Thursday, August 20, 2009

Cardiac Conduction System

The cardiac conduction system is the electrical conduction which makes the heart contract rhythmically to pump the blood out into the rest of the body. It is composed of sinoatrial node, the Bachmann's bundle, the atrioventricular node, the bundle of His, and the cardiac excitation wave pathway. The normal electrical conduction in the heart allows the impulse that is generated by the sinoatrial node of the heart to be spread to the myocardium, which contracts after stimulation. The ordered stimulation of the myocardium allows efficient contraction of the heart, pumping the blood throughout the body.

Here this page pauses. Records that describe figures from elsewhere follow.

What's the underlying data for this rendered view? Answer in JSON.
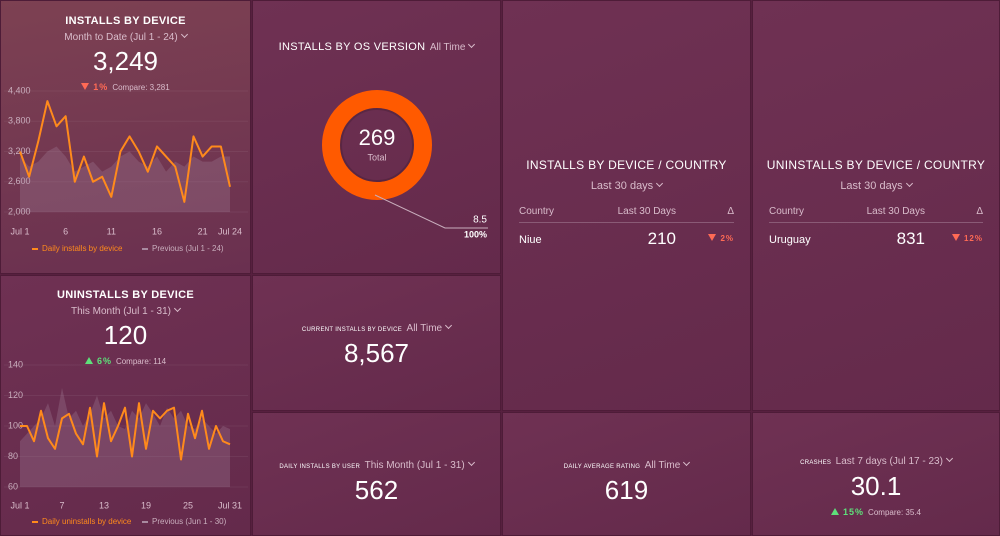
{
  "chart_data": [
    {
      "type": "line",
      "title": "INSTALLS BY DEVICE",
      "subtitle": "Month to Date (Jul 1 - 24)",
      "kpi": {
        "value": "3,249",
        "change": "1%",
        "compare": "Compare: 3,281"
      },
      "categories": [
        "Jul 1",
        null,
        null,
        null,
        null,
        "6",
        null,
        null,
        null,
        null,
        "11",
        null,
        null,
        null,
        null,
        "16",
        null,
        null,
        null,
        null,
        "21",
        null,
        null,
        "Jul 24"
      ],
      "series": [
        {
          "name": "Daily installs by device",
          "color": "#ff8a1c",
          "values": [
            3200,
            2700,
            3400,
            4200,
            3700,
            3900,
            2600,
            3100,
            2600,
            2700,
            2300,
            3200,
            3500,
            3200,
            2800,
            3300,
            3100,
            2900,
            2200,
            3500,
            3100,
            3300,
            3300,
            2500
          ]
        },
        {
          "name": "Previous (Jul 1 - 24)",
          "color": "#a98aa0",
          "values": [
            3100,
            2900,
            3000,
            3200,
            3300,
            3100,
            2800,
            2900,
            3000,
            2800,
            2900,
            3100,
            3200,
            3000,
            2900,
            3100,
            2800,
            3000,
            2900,
            3100,
            3000,
            3000,
            3100,
            3100
          ]
        }
      ],
      "ylim": [
        2000,
        4400
      ],
      "yticks": [
        {
          "value": 2000,
          "label": "2,000"
        },
        {
          "value": 2600,
          "label": "2,600"
        },
        {
          "value": 3200,
          "label": "3,200"
        },
        {
          "value": 3800,
          "label": "3,800"
        },
        {
          "value": 4400,
          "label": "4,400"
        }
      ]
    },
    {
      "type": "line",
      "title": "UNINSTALLS BY DEVICE",
      "subtitle": "This Month (Jul 1 - 31)",
      "kpi": {
        "value": "120",
        "change": "6%",
        "compare": "Compare: 114"
      },
      "categories": [
        "Jul 1",
        null,
        null,
        null,
        null,
        null,
        "7",
        null,
        null,
        null,
        null,
        null,
        "13",
        null,
        null,
        null,
        null,
        null,
        "19",
        null,
        null,
        null,
        null,
        null,
        "25",
        null,
        null,
        null,
        null,
        null,
        "Jul 31"
      ],
      "series": [
        {
          "name": "Daily uninstalls by device",
          "color": "#ff8a1c",
          "values": [
            100,
            100,
            90,
            110,
            92,
            85,
            105,
            108,
            95,
            88,
            112,
            80,
            115,
            90,
            100,
            112,
            80,
            115,
            85,
            110,
            105,
            110,
            112,
            78,
            108,
            92,
            110,
            85,
            100,
            90,
            88
          ]
        },
        {
          "name": "Previous (Jun 1 - 30)",
          "color": "#a98aa0",
          "values": [
            90,
            95,
            100,
            105,
            115,
            100,
            125,
            105,
            110,
            100,
            108,
            120,
            105,
            110,
            100,
            98,
            110,
            105,
            115,
            108,
            100,
            112,
            105,
            110,
            100,
            98,
            105,
            100,
            95,
            100,
            98
          ]
        }
      ],
      "ylim": [
        60,
        140
      ],
      "yticks": [
        60,
        80,
        100,
        120,
        140
      ]
    },
    {
      "type": "pie",
      "title": "INSTALLS BY OS VERSION",
      "subtitle": "All Time",
      "total": "269",
      "total_label": "Total",
      "categories": [
        "8.5"
      ],
      "values": [
        100
      ],
      "value_labels": [
        "100%"
      ],
      "colors": [
        "#ff5a00"
      ]
    }
  ],
  "widgets": [
    {
      "title": "CURRENT INSTALLS BY DEVICE",
      "period": "All Time",
      "value": "8,567"
    },
    {
      "title": "DAILY INSTALLS BY USER",
      "period": "This Month (Jul 1 - 31)",
      "value": "562"
    },
    {
      "title": "DAILY AVERAGE RATING",
      "period": "All Time",
      "value": "619"
    },
    {
      "title": "CRASHES",
      "period": "Last 7 days (Jul 17 - 23)",
      "value": "30.1",
      "change": "15%",
      "compare": "Compare: 35.4"
    }
  ],
  "tables": [
    {
      "title": "INSTALLS BY DEVICE / COUNTRY",
      "period": "Last 30 days",
      "headers": [
        "Country",
        "Last 30 Days",
        "Δ"
      ],
      "rows": [
        [
          "Niue",
          "210",
          "2%"
        ]
      ]
    },
    {
      "title": "UNINSTALLS BY DEVICE / COUNTRY",
      "period": "Last 30 days",
      "headers": [
        "Country",
        "Last 30 Days",
        "Δ"
      ],
      "rows": [
        [
          "Uruguay",
          "831",
          "12%"
        ]
      ]
    }
  ]
}
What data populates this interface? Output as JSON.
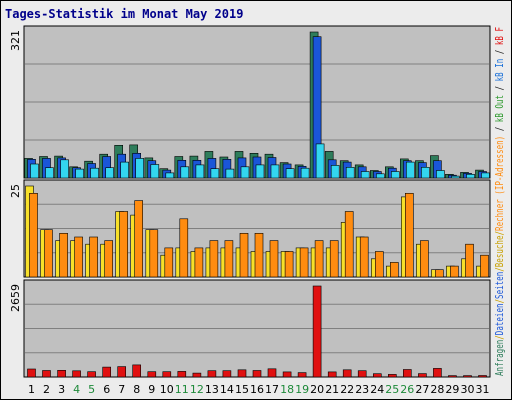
{
  "chart_data": {
    "type": "bar",
    "title": "Tages-Statistik im Monat May 2019",
    "days": [
      "1",
      "2",
      "3",
      "4",
      "5",
      "6",
      "7",
      "8",
      "9",
      "10",
      "11",
      "12",
      "13",
      "14",
      "15",
      "16",
      "17",
      "18",
      "19",
      "20",
      "21",
      "22",
      "23",
      "24",
      "25",
      "26",
      "27",
      "28",
      "29",
      "30",
      "31"
    ],
    "weekend_days": [
      "4",
      "5",
      "11",
      "12",
      "18",
      "19",
      "25",
      "26"
    ],
    "panels": [
      {
        "axis_max": "321",
        "series": [
          {
            "name": "Anfragen",
            "color": "#2e7d5b",
            "values": [
              42,
              46,
              47,
              24,
              36,
              51,
              70,
              71,
              43,
              20,
              46,
              47,
              57,
              45,
              57,
              53,
              51,
              33,
              28,
              313,
              57,
              37,
              28,
              16,
              24,
              41,
              37,
              48,
              8,
              12,
              17
            ]
          },
          {
            "name": "Dateien",
            "color": "#1a56d8",
            "values": [
              40,
              42,
              43,
              22,
              31,
              46,
              51,
              53,
              37,
              17,
              38,
              38,
              42,
              40,
              43,
              45,
              44,
              30,
              25,
              303,
              39,
              34,
              24,
              14,
              21,
              37,
              33,
              37,
              6,
              10,
              14
            ]
          },
          {
            "name": "Seiten",
            "color": "#33d6f0",
            "values": [
              30,
              22,
              39,
              19,
              21,
              22,
              34,
              42,
              29,
              11,
              24,
              28,
              20,
              19,
              24,
              28,
              28,
              20,
              21,
              73,
              27,
              23,
              14,
              9,
              14,
              34,
              23,
              16,
              4,
              8,
              11
            ]
          }
        ]
      },
      {
        "axis_max": "25",
        "series": [
          {
            "name": "Besuche",
            "color": "#f7e02a",
            "values": [
              25,
              13,
              10,
              10,
              9,
              9,
              18,
              17,
              13,
              6,
              8,
              7,
              8,
              8,
              8,
              7,
              7,
              7,
              8,
              8,
              8,
              15,
              11,
              5,
              3,
              22,
              9,
              2,
              3,
              5,
              3
            ]
          },
          {
            "name": "Rechner (IP-Adressen)",
            "color": "#ff8c10",
            "values": [
              23,
              13,
              12,
              11,
              11,
              10,
              18,
              21,
              13,
              8,
              16,
              8,
              10,
              10,
              12,
              12,
              10,
              7,
              8,
              10,
              10,
              18,
              11,
              7,
              4,
              23,
              10,
              2,
              3,
              9,
              6
            ]
          }
        ]
      },
      {
        "axis_max": "2659",
        "series": [
          {
            "name": "kB F",
            "color": "#e01010",
            "values": [
              235,
              190,
              195,
              180,
              155,
              290,
              305,
              355,
              155,
              155,
              165,
              115,
              185,
              185,
              210,
              190,
              240,
              150,
              130,
              2659,
              150,
              210,
              185,
              95,
              75,
              220,
              100,
              250,
              40,
              40,
              45
            ]
          }
        ]
      }
    ],
    "right_axis_labels": [
      {
        "text": "Anfragen",
        "color": "#2e7d5b"
      },
      {
        "text": "/",
        "color": "#c8a000"
      },
      {
        "text": "Dateien",
        "color": "#1a56d8"
      },
      {
        "text": "/",
        "color": "#c8a000"
      },
      {
        "text": "Seiten",
        "color": "#1a56d8"
      },
      {
        "text": "/",
        "color": "#c8a000"
      },
      {
        "text": "Besuche",
        "color": "#c8a000"
      },
      {
        "text": "/",
        "color": "#c8a000"
      },
      {
        "text": "Rechner (IP-Adressen)",
        "color": "#ff8c10"
      },
      {
        "text": " / ",
        "color": "#222222"
      },
      {
        "text": "kB Out",
        "color": "#2e9a2e"
      },
      {
        "text": " / ",
        "color": "#222222"
      },
      {
        "text": "kB In",
        "color": "#1a70d8"
      },
      {
        "text": " / ",
        "color": "#222222"
      },
      {
        "text": "kB F",
        "color": "#e01010"
      }
    ]
  }
}
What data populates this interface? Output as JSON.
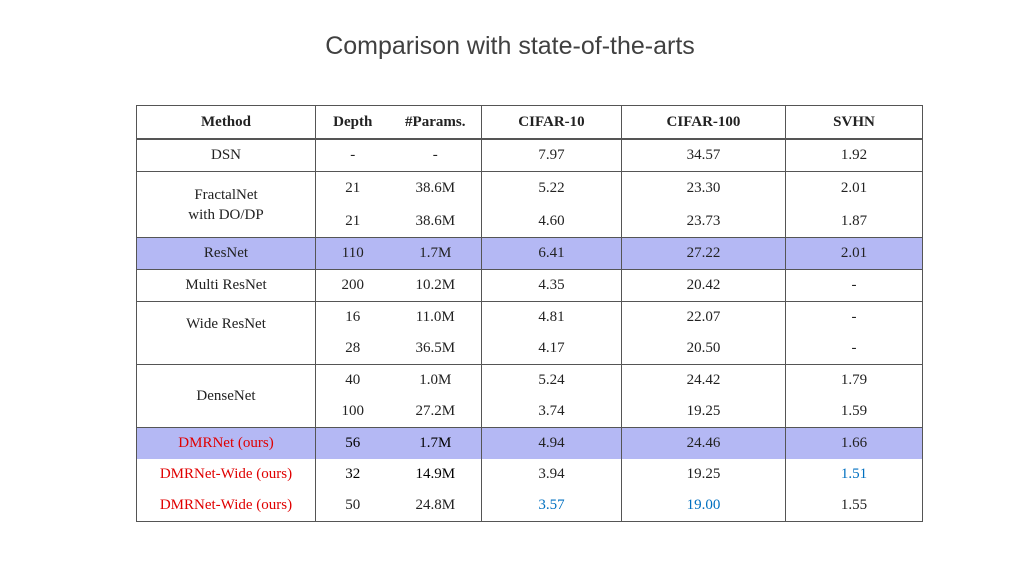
{
  "title": "Comparison with state-of-the-arts",
  "table": {
    "headers": [
      "Method",
      "Depth",
      "#Params.",
      "CIFAR-10",
      "CIFAR-100",
      "SVHN"
    ],
    "rows": [
      {
        "method": "DSN",
        "depth": "-",
        "params": "-",
        "c10": "7.97",
        "c100": "34.57",
        "svhn": "1.92"
      },
      {
        "method_line1": "FractalNet",
        "method_line2": "with DO/DP",
        "depth": "21",
        "params": "38.6M",
        "c10": "5.22",
        "c100": "23.30",
        "svhn": "2.01"
      },
      {
        "depth": "21",
        "params": "38.6M",
        "c10": "4.60",
        "c100": "23.73",
        "svhn": "1.87"
      },
      {
        "method": "ResNet",
        "depth": "110",
        "params": "1.7M",
        "c10": "6.41",
        "c100": "27.22",
        "svhn": "2.01"
      },
      {
        "method": "Multi ResNet",
        "depth": "200",
        "params": "10.2M",
        "c10": "4.35",
        "c100": "20.42",
        "svhn": "-"
      },
      {
        "method": "Wide ResNet",
        "depth": "16",
        "params": "11.0M",
        "c10": "4.81",
        "c100": "22.07",
        "svhn": "-"
      },
      {
        "depth": "28",
        "params": "36.5M",
        "c10": "4.17",
        "c100": "20.50",
        "svhn": "-"
      },
      {
        "method": "DenseNet",
        "depth": "40",
        "params": "1.0M",
        "c10": "5.24",
        "c100": "24.42",
        "svhn": "1.79"
      },
      {
        "depth": "100",
        "params": "27.2M",
        "c10": "3.74",
        "c100": "19.25",
        "svhn": "1.59"
      },
      {
        "method": "DMRNet (ours)",
        "depth": "56",
        "params": "1.7M",
        "c10": "4.94",
        "c100": "24.46",
        "svhn": "1.66"
      },
      {
        "method": "DMRNet-Wide (ours)",
        "depth": "32",
        "params": "14.9M",
        "c10": "3.94",
        "c100": "19.25",
        "svhn": "1.51"
      },
      {
        "method": "DMRNet-Wide (ours)",
        "depth": "50",
        "params": "24.8M",
        "c10": "3.57",
        "c100": "19.00",
        "svhn": "1.55"
      }
    ]
  },
  "colors": {
    "highlight_row": "#b4b8f4",
    "ours_method": "#e00000",
    "best_value": "#0070c0"
  }
}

Substantial atrial to ventricular delay allows the atria to completely empty their contents into the ventricles; simultaneous contraction would cause inefficient filling and backflow. After contracting, the heart must relax to fill up again. Sustained contraction of the heart without relaxation would be fatal, and this is prevented by a temporary inactivation of certain ion channels.

The miocardium cells has some similarities both to neurons and skeletal muscle cells, and also have important unique properties. Like a neuron (nerve cell), a given myocardial cell has a negative membrane potential when at rest. Stimulation above a threshold value induces the opening of voltage-gated ion channels and a flood of cations into the cell. The positively charged ions entering the cell cause the depolarization characteristic of an action potential. Like skeletal muscle, depolarization causes the opening of voltage-gated calcium channels and release of Ca2+ from the t-tubules. This influx of calcium causes calcium-induced calcium release from the sarcoplasmic reticulum, and free Ca2+ causes muscle contraction. After a delay (the absolute refractory period), potassium channels reopen and the resulting flow of K+ out of the cell causes repolarization to the resting state.